SIFC Calls for Policy Revamp to Rescue \$6 Billion Refinery Upgrade Projects by September

SIFC-SSGC

ISLAMABAD: The Special Investment Facilitation Council (SIFC) has instructed authorities to revise the Brownfield Refinery Policy 2023 by September 31, 2025, aiming to revive stalled refinery upgrade projects worth \$6 billion. The move comes amid a lingering deadlock with the International Monetary Fund (IMF) over sales tax exemptions that has rendered the projects economically unviable.

According to minutes from the SIFC Executive Committee’s June 18 meeting—released on July 1—the Petroleum Division has been tasked with formally communicating final, non-extendable deadlines for resolving the tax issue. If no resolution is reached, the policy will be amended within three months to introduce additional fiscal incentives to ensure project viability.

The dispute centers on the sales tax exemption on petroleum products introduced in the FY25 Finance Bill, which has made crude oil imports ineligible for input tax adjustments, thereby slashing internal rates of return (IRRs) for refinery upgrades. The IMF rejected government proposals for restoring zero-rated status and imposing a uniform 10% sales tax, citing the Federal Board of Revenue’s (FBR) weak enforcement track record, including past issues like under-invoicing in solar imports.

Industry stakeholders warn that the current policy risks undermining the government’s \$1.6 billion, seven-year incentive package for upgrading refineries to produce Euro-V standard fuels. At a meeting in May, refinery CEOs urged the petroleum and finance ministries to resolve the tax issue in the FY26 budget and ensure a stable seven-year tax policy to support long-term investments.

While awaiting a long-term solution, Petroleum Minister Ali Pervaiz Malik has secured temporary relief through an ECC decision to increase the Inland Freight Equalisation Margin (IFEM) by Rs1.87 per litre for 12 months, aimed at offsetting Rs34 billion in projected losses for refineries and oil marketing companies (OMCs) through June 2025.

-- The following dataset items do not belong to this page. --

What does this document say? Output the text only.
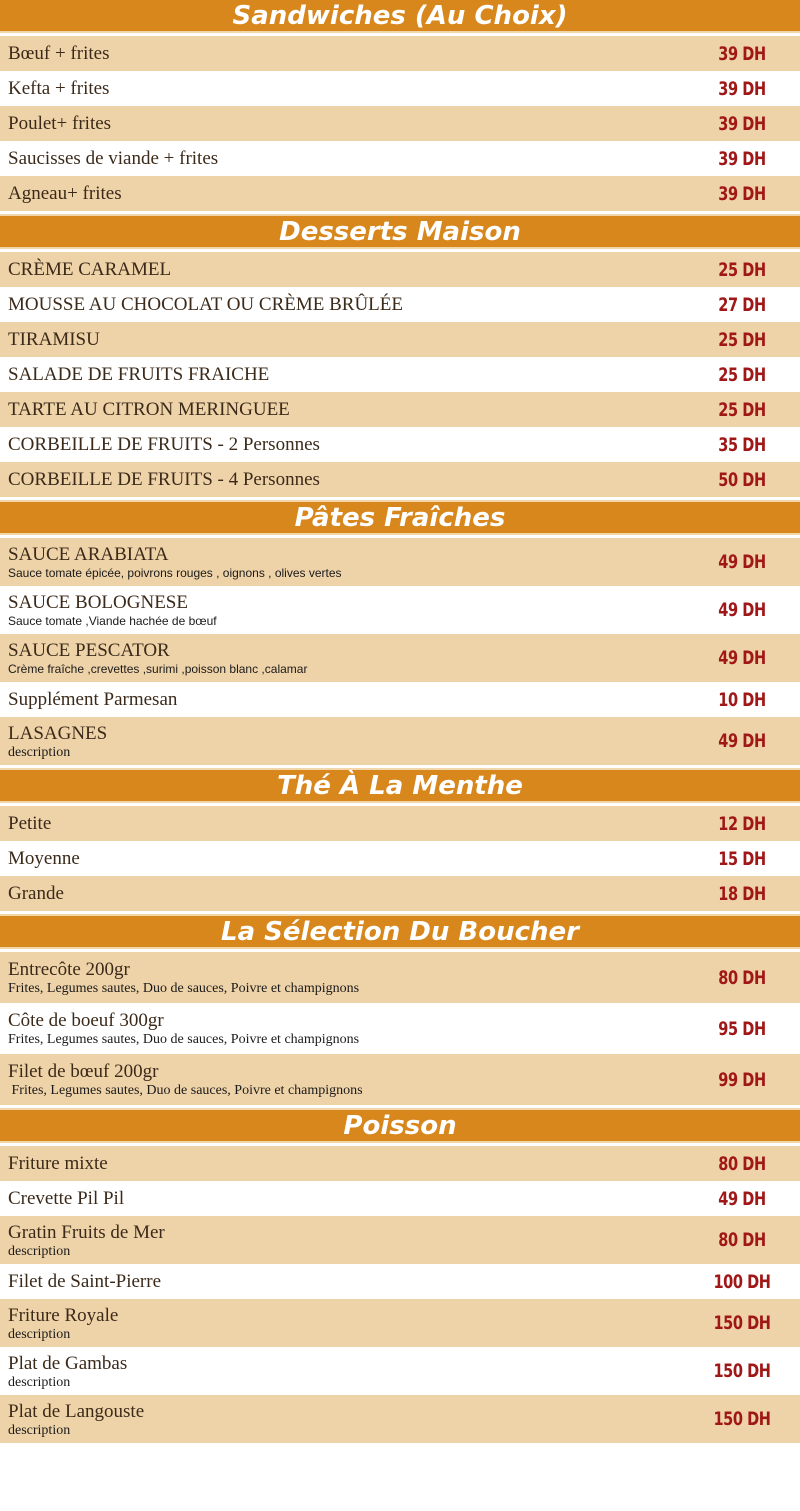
Sandwiches (Au Choix)
Bœuf + frites	39 DH
Kefta + frites	39 DH
Poulet+ frites	39 DH
Saucisses de viande + frites	39 DH
Agneau+ frites	39 DH
Desserts Maison
CRÈME CARAMEL	25 DH
MOUSSE AU CHOCOLAT OU CRÈME BRÛLÉE	27 DH
TIRAMISU	25 DH
SALADE DE FRUITS FRAICHE	25 DH
TARTE AU CITRON MERINGUEE	25 DH
CORBEILLE DE FRUITS - 2 Personnes	35 DH
CORBEILLE DE FRUITS - 4 Personnes	50 DH
Pâtes Fraîches
SAUCE ARABIATA
Sauce tomate épicée, poivrons rouges , oignons , olives vertes	49 DH
SAUCE BOLOGNESE
Sauce tomate ,Viande hachée de bœuf	49 DH
SAUCE PESCATOR
Crème fraîche ,crevettes ,surimi ,poisson blanc ,calamar	49 DH
Supplément Parmesan	10 DH
LASAGNES
description	49 DH
Thé À La Menthe
Petite	12 DH
Moyenne	15 DH
Grande	18 DH
La Sélection Du Boucher
Entrecôte 200gr
Frites, Legumes sautes, Duo de sauces, Poivre et champignons	80 DH
Côte de boeuf 300gr
Frites, Legumes sautes, Duo de sauces, Poivre et champignons	95 DH
Filet de bœuf 200gr
Frites, Legumes sautes, Duo de sauces, Poivre et champignons	99 DH
Poisson
Friture mixte	80 DH
Crevette Pil Pil	49 DH
Gratin Fruits de Mer
description	80 DH
Filet de Saint-Pierre	100 DH
Friture Royale
description	150 DH
Plat de Gambas
description	150 DH
Plat de Langouste
description	150 DH
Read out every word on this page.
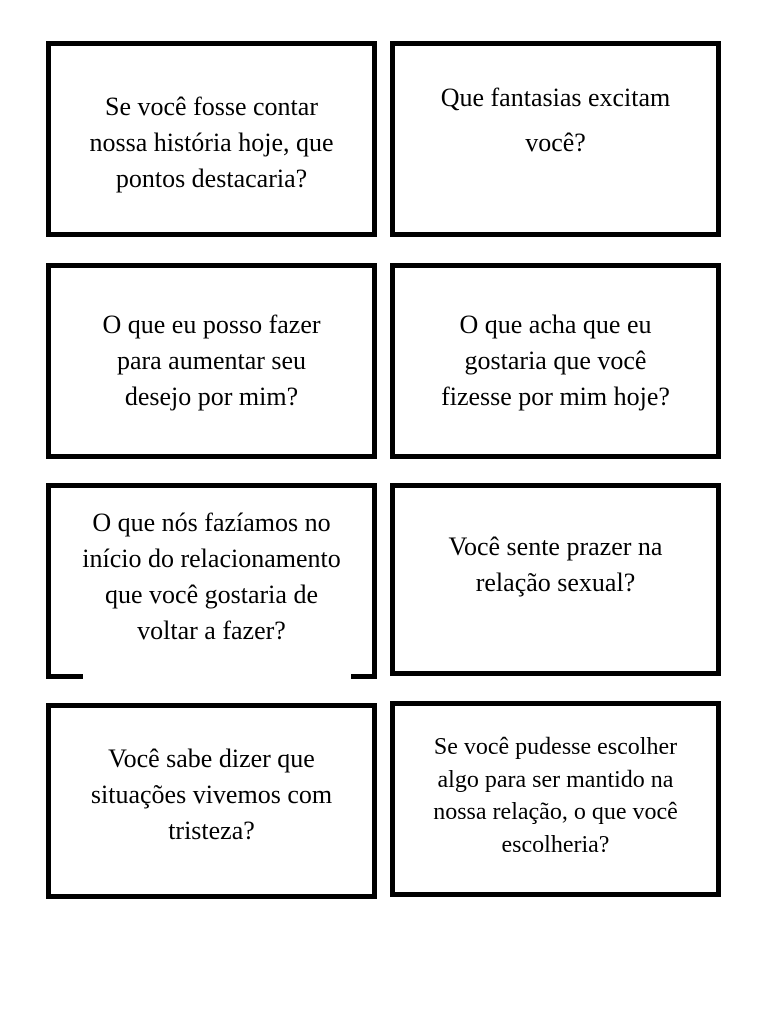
Se você fosse contar nossa história hoje, que pontos destacaria?

Que fantasias excitam você?

O que eu posso fazer para aumentar seu desejo por mim?

O que acha que eu gostaria que você fizesse por mim hoje?

O que nós fazíamos no início do relacionamento que você gostaria de voltar a fazer?

Você sente prazer na relação sexual?

Você sabe dizer que situações vivemos com tristeza?

Se você pudesse escolher algo para ser mantido na nossa relação, o que você escolheria?
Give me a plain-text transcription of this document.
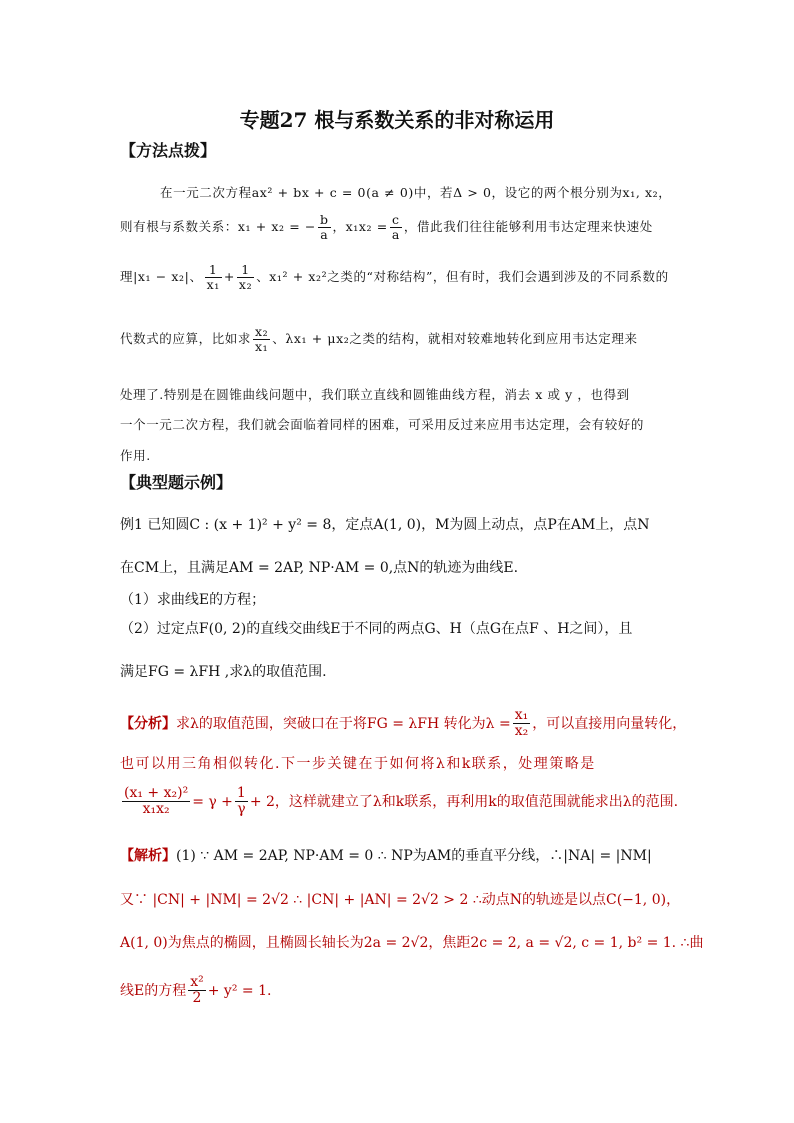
专题27 根与系数关系的非对称运用
【方法点拨】
在一元二次方程ax² + bx + c = 0(a ≠ 0)中，若Δ > 0，设它的两个根分别为x₁, x₂，
则有根与系数关系：x₁ + x₂ = − $\frac{b}{a}$ ，$x_1x_2 = \frac{c}{a}$ ，借此我们往往能够利用韦达定理来快速处
理|x₁ − x₂|、 $\frac{1}{\text{x₁}} + \frac{1}{\text{x₂}}$ 、x₁² + x₂²之类的“对称结构”，但有时，我们会遇到涉及的不同系数的
代数式的应算，比如求 $\frac{\text{x₂}}{\text{x₁}}$ 、λx₁ + μx₂之类的结构，就相对较难地转化到应用韦达定理来
处理了.特别是在圆锥曲线问题中，我们联立直线和圆锥曲线方程，消去 x 或 y ，也得到
一个一元二次方程，我们就会面临着同样的困难，可采用反过来应用韦达定理，会有较好的
作用.
【典型题示例】
例1 已知圆C : (x + 1)² + y² = 8，定点A(1, 0)，M为圆上动点，点P在AM上，点N
在CM上，且满足AM = 2AP, NP·AM = 0,点N的轨迹为曲线E.
（1）求曲线E的方程；
（2）过定点F(0, 2)的直线交曲线E于不同的两点G、H（点G在点F 、H之间），且
满足FG = λFH ,求λ的取值范围.
【分析】求λ的取值范围，突破口在于将FG = λFH 转化为$\lambda = \frac{\text{x₁}}{\text{x₂}}$ ，可以直接用向量转化，
也可以用三角相似转化.下一步关键在于如何将λ和k联系，处理策略是
$\frac{\text{(x₁ + x₂)²}}{\text{x₁x₂}} = \gamma + \frac{1}{\gamma} + 2$，这样就建立了λ和k联系，再利用k的取值范围就能求出λ的范围.
【解析】(1) ∵ AM = 2AP, NP·AM = 0 ∴ NP为AM的垂直平分线，∴|NA| = |NM|
又∵ |CN| + |NM| = 2√2 ∴ |CN| + |AN| = 2√2 > 2 ∴动点N的轨迹是以点C(−1, 0)，
A(1, 0)为焦点的椭圆，且椭圆长轴长为2a = 2√2，焦距2c = 2, a = √2, c = 1, b² = 1. ∴曲
线E的方程 $\frac{\text{x²}}{2} + y^2 = 1$.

Separately, the SIFC has also greenlit the restart of the JJVL LPG-NGL extraction plant—idle since June 2020—under an agreement between Sui Southern Gas Company (SSGC) and Jamshoro Joint Venture Limited (JJVL). The plant is slated to resume operations by July 31, 2025, with internal gas consumption to be charged at a rate equivalent to the Weighted Average Cost of Gas (WACOG) as determined by Ogra.